Indonesia: How to Boost the Economic Recovery
Indonesia’s economy is projected to rebound from the 2020 recession with 4.4 percent growth in 2021. The rebound is predicated on the pandemic being contained and the global economy continuing to strengthen, according to the World Bank’s latest Indonesia Economic Prospects report (“Boosting the Recovery”), released today.
The report highlights that although consumption and investment growth were subdued during the first quarter of 2021, consumer sentiment and retail sales started to improve during the second quarter suggesting stronger growth momentum. However, it also notes that pandemic related uncertainty remains elevated due to risks of higher viral transmission.
“Accelerating the vaccine rollout, ensuring adequate testing and other public health measures, and maintaining strong monetary and fiscal support in the near term are essential to boosting Indonesia’s recovery,” said Satu Kahkonen, World Bank Country Director for Indonesia and Timor-Leste. “Parallel reforms to strengthen the investment climate, deepen financial markets, and improve fiscal space for longer-term sustainability and growth will be important to further build consumer and investor confidence.”

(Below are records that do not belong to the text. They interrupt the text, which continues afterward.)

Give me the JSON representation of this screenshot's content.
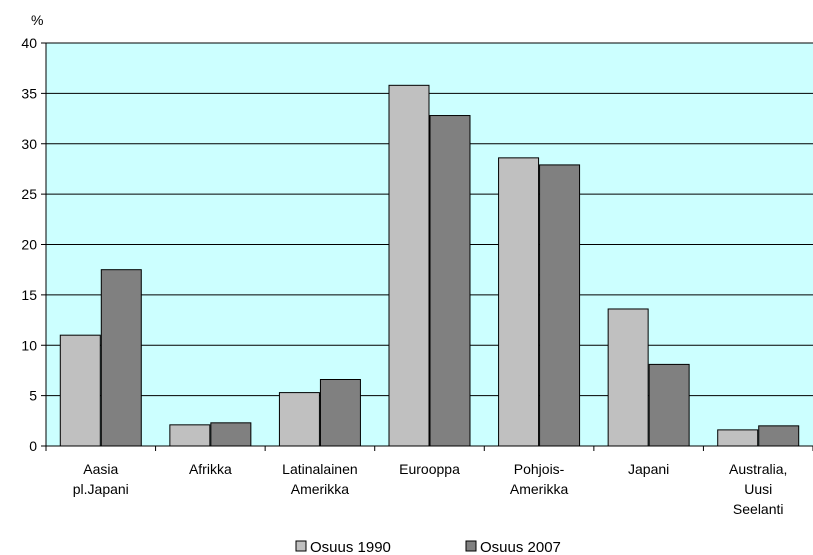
{
  "chart_data": {
    "type": "bar",
    "ylabel": "%",
    "ylim": [
      0,
      40
    ],
    "yticks": [
      0,
      5,
      10,
      15,
      20,
      25,
      30,
      35,
      40
    ],
    "grid": true,
    "legend_position": "bottom",
    "plot_background": "#CCFFFF",
    "categories": [
      [
        "Aasia",
        "pl.Japani"
      ],
      [
        "Afrikka"
      ],
      [
        "Latinalainen",
        "Amerikka"
      ],
      [
        "Eurooppa"
      ],
      [
        "Pohjois-",
        "Amerikka"
      ],
      [
        "Japani"
      ],
      [
        "Australia,",
        "Uusi",
        "Seelanti"
      ]
    ],
    "series": [
      {
        "name": "Osuus 1990",
        "color": "#C0C0C0",
        "values": [
          11.0,
          2.1,
          5.3,
          35.8,
          28.6,
          13.6,
          1.6
        ]
      },
      {
        "name": "Osuus 2007",
        "color": "#808080",
        "values": [
          17.5,
          2.3,
          6.6,
          32.8,
          27.9,
          8.1,
          2.0
        ]
      }
    ]
  }
}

The report recommends the government to develop a well sequenced medium-term fiscal strategy, including clear plans to improve tax revenues and fiscal space for priority spending. It also highlights the importance of maintaining accommodative monetary policy and stimulating private credit to support the real sector while monitoring external and financial vulnerabilities.
The report highlights the critical role of adequate social assistance in mitigating rising poverty risks. It finds that maintaining the 2020 social assistance package in 2021 could potentially keep 4.7 million Indonesians out of poverty.
This edition of the report also looks at the possibilities for Indonesia to boost higher productivity jobs and women’s economic participation.
“Indonesia has reduced poverty through job creation and rising labor incomes over the past decade. The next stage is to create middle-class jobs that are more productive, earn higher incomes, and provide social benefits,” said Habib Rab, World Bank Lead Economist for Indonesia. “While the crisis risks have exacerbated Indonesia’s employment challenges, it is also an opportunity to address the competitiveness and inclusion bottlenecks to creating middle-class jobs and strengthening women’s participation in the economy.”
The report recommends a four-pronged reform strategy to address these jobs-related challenges:
- Mitigate employment losses by maintaining adequate job retention programs, social assistance, training, and reskilling programs until the recovery is stronger.
- Boost productivity and middle-class jobs by promoting competition, investment, and trade.
- Equip the Indonesian workforce to hold middle-class jobs by investing in education and training systems and programs to improve workers’ skills.
- Bring more women into the labor force and reduce earning gaps between men and women by investing in child and elderly care and promoting private sector development in the care economy.
The Indonesia Economic Prospects Report is supported by the Australian Department of Foreign Affairs and Trade.